Three different samples of Sambucus seeds for each species were assayed. The analytical results reported for the fatty acid compositions, are the average of triplicate measurements of three independent oils (n = 3 × 3). Statistical differences among samples were estimated using Student’s t-test and ANOVA (one-way analysis of variance; Tukey’s Multiple Comparison Test; GraphPad Prism Version 4.0, Graph Pad Software Inc., San Diego, CA, USA). A probability value of p < 0.05 was considered to be statistical significant.

4. Conclusions

In the present study the seeds of two wild grown Sambucus (nigra and ebulus) species from Romania (Transylvania) were analyzed with respect to oil yields and fatty acid contents of total lipids and corresponding fractions (neutral and polar). The positional distribution of fatty acids in seed TAGs were also determined to obtain detailed data to assess the chemical and nutritional properties of Sambucus seed oils and theirs potential for human consumption, as alternatives to the conventional vegetable oils.

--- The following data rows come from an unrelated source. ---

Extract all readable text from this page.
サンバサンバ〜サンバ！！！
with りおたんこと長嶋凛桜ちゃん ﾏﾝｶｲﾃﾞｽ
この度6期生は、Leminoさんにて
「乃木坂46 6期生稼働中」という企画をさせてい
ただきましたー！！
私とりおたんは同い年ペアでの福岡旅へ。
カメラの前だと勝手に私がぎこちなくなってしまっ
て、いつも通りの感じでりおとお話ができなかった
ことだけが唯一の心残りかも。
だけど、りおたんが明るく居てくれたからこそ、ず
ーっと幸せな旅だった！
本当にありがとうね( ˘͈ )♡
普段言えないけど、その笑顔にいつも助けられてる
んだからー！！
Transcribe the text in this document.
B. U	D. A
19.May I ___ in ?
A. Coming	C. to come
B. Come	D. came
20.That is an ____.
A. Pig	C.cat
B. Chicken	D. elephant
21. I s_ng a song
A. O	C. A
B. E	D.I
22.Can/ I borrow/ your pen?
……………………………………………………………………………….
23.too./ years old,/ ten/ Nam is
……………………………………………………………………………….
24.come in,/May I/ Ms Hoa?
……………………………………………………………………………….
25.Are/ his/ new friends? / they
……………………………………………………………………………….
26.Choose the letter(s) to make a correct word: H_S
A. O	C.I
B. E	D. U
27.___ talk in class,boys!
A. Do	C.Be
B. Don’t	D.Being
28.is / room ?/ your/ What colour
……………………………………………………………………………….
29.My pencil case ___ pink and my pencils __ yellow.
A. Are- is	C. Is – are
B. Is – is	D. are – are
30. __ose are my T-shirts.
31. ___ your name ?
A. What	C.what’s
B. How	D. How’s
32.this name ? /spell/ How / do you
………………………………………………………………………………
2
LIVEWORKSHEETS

This work demonstrated that Sambucus seeds could be considered rich sources of oil (more than 22 g oil/100 g seeds). The oil TAGs were similar in fatty acid composition to the TLs, containing substantial amounts of α-linolenic, linoleic and oleic acids. The PL fractions and all the minor NL subclasses (MAGs, DAGs, FFAs and SEs) were also highly unsaturated. A clear characteristic of the SEs and FFAs were the significantly high levels of SFAs (over 18%), with considerable amounts of palmitic and stearic acids. Sambucus seed oils, with their high levels of α-linolenic acid together with a near 1:1 ratio of n-6 to n-3 PUFAs represent very balanced sources of essential PUFAs for human health. This conclusion is also supported by the results of the positional analysis of fatty acids in TAGs.